L’exécutif européen entend aussi accélérer le verdissement des flottes d’entreprises, qui représentent près de 60 pour cent des immatriculations de véhicules neufs dans l’UE. Des objectifs chiffrés par pays devraient être introduits dès 2026. Bruxelles souhaite également favoriser l’émergence de petits véhicules électriques produits en Europe et renforcer les exigences de contenu local dans les chaînes de production, au nom de la préférence européenne.

Des fractures politiques persistantes

Depuis des mois, la date de 2035 cristallisait les divisions entre États membres. L’Allemagne, soutenue par l’Italie et la Pologne, plaidait pour une réouverture du dossier, invoquant la protection de son industrie et de ses emplois. À l’inverse, la France et l’Espagne défendaient le maintien strict de l’interdiction, estimant qu’un recul fragiliserait les investissements déjà engagés dans l’électrique.
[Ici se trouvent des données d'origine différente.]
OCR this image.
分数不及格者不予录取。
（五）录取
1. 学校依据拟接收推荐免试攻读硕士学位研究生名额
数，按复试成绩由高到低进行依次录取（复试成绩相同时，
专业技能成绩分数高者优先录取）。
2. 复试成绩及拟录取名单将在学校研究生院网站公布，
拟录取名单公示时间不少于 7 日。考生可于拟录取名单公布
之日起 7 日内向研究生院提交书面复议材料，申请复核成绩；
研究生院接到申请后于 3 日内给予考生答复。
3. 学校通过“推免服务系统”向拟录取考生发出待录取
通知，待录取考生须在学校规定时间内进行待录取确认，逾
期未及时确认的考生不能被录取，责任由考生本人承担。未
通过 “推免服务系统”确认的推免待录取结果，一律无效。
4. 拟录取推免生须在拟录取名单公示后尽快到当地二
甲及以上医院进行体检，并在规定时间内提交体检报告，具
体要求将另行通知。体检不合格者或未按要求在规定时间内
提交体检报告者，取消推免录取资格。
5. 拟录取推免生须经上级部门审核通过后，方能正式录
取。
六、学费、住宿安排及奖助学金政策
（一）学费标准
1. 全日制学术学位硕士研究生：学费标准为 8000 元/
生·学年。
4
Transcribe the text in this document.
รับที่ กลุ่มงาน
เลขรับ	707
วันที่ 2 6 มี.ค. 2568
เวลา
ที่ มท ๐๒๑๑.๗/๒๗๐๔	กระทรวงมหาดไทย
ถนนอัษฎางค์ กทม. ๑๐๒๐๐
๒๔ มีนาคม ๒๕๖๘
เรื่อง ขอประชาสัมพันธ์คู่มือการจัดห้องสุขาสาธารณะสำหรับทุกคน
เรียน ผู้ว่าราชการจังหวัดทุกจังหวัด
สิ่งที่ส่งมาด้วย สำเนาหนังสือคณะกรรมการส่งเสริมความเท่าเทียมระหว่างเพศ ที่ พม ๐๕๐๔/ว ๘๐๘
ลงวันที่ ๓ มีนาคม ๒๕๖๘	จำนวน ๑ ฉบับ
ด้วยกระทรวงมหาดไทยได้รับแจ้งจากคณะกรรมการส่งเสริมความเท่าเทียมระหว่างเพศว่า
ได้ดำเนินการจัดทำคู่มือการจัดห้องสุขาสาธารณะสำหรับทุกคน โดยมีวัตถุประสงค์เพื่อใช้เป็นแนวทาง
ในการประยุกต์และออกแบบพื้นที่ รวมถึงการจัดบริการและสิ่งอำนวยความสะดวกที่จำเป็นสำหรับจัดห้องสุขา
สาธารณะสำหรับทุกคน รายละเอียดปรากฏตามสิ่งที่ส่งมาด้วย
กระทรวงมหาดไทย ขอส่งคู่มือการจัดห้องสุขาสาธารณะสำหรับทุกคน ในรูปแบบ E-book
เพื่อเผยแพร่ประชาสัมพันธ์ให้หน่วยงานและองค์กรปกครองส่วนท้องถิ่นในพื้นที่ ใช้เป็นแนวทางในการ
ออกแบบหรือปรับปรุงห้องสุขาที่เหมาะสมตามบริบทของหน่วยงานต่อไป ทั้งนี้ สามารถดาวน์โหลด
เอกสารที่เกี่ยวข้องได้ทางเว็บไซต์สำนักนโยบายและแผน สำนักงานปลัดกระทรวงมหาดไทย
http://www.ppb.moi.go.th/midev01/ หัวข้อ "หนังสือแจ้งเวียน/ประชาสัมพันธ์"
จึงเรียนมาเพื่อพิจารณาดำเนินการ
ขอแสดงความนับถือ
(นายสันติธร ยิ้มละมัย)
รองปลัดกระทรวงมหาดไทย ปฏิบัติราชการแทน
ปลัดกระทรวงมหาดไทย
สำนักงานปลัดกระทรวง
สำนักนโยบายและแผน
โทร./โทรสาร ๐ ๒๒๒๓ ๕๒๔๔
Les ONG environnementales dénoncent un signal brouillé. Transport & Environment évoque une « erreur stratégique » qui risque d’accroître le retard technologique de l’Europe face à la Chine. La Commission assume pourtant ce compromis, convaincue qu’un ajustement pragmatique vaut mieux qu’un objectif intenable. Derrière le débat climatique, c’est désormais la survie industrielle du premier secteur manufacturier européen qui se joue.